In 2011, the US government rolled out its “International Strategy for Cyberspace,” which reminded us that “interconnected networks link nations more closely, so an attack on one nation’s networks may have impact far beyond its borders.” An in-depth report today from the New York Times confirms the truth of that statement as it finally lays bare the history and development of the Stuxnet virus—and how it accidentally escaped from the Iranian nuclear facility that was its target.
The article is adapted from journalist David Sanger’s forthcoming book, Confront and Conceal: Obama’s Secret Wars and Surprising Use of American Power, and it confirms that both the US and Israeli governments developed and deployed Stuxnet.
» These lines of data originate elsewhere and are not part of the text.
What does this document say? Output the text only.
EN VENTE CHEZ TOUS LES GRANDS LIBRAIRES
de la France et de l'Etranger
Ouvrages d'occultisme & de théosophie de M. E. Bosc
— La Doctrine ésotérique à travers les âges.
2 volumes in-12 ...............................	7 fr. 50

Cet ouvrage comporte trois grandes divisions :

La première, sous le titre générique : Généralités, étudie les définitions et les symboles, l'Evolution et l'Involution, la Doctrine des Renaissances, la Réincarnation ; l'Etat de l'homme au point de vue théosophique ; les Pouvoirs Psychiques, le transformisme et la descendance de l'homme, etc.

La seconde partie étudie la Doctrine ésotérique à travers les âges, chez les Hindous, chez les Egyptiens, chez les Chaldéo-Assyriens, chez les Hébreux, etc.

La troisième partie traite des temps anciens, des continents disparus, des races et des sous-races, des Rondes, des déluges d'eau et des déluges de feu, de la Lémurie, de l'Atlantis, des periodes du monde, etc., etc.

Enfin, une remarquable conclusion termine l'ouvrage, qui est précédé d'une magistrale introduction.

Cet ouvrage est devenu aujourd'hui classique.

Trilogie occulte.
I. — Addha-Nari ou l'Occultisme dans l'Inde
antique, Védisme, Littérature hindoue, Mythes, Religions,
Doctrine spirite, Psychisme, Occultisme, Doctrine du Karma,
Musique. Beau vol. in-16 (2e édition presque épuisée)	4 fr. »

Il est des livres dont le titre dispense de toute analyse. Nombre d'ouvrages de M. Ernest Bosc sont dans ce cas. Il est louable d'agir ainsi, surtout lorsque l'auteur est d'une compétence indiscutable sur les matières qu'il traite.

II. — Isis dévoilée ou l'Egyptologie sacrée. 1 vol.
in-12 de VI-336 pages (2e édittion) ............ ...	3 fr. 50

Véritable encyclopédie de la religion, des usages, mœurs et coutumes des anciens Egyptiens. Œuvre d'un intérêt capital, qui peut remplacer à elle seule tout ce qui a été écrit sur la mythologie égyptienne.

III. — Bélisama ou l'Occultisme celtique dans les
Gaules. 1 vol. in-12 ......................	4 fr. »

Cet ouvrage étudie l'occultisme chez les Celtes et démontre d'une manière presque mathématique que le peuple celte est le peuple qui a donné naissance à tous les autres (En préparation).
The goal of the worm was to break Iranian nuclear centrifuge equipment by issuing specific commands to the industrial control hardware responsible for their spin rate. By doing so, both governments hoped to set back the Iranian research program—and the US hoped to keep Israel from launching a pre-emptive military attack.
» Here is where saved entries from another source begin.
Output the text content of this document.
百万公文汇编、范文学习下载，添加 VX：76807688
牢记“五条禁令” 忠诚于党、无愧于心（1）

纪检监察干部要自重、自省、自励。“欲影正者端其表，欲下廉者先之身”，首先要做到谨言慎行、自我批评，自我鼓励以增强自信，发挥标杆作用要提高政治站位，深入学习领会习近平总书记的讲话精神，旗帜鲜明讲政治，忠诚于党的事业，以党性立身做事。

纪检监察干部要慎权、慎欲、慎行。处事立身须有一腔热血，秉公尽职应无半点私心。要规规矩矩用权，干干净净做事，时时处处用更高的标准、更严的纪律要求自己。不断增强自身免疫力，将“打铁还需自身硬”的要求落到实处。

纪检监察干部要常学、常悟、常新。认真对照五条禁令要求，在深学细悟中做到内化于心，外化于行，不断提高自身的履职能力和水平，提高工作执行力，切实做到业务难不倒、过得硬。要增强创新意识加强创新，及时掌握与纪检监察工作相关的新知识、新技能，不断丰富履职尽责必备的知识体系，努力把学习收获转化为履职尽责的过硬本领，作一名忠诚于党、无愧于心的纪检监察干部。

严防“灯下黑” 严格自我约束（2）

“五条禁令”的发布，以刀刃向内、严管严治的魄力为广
The code was only supposed to work within Iran’s Natanz refining facility, which was air-gapped from outside networks and thus difficult to penetrate. But computers and memory cards could be carried between the public Internet and the private Natanz network, and a preliminary bit of “beacon” code was used to map out all the network connections within the plant and report them back to the NSA.
That program, first authorized by George W. Bush, worked well enough to provide a digital map of Natanz and its industrial control hardware. Soon, US national labs were testing different bits of the plan to sabotage Natanz (apparently without knowing what the work was for) using similar centrifuges that had come from Libya’s Qadaffi regime. When the coders found the right sets of commands to literally shake the centrifuges apart, they knew that Stuxnet could work.
When ready, Stuxnet was introduced to Natanz, perhaps by a double agent.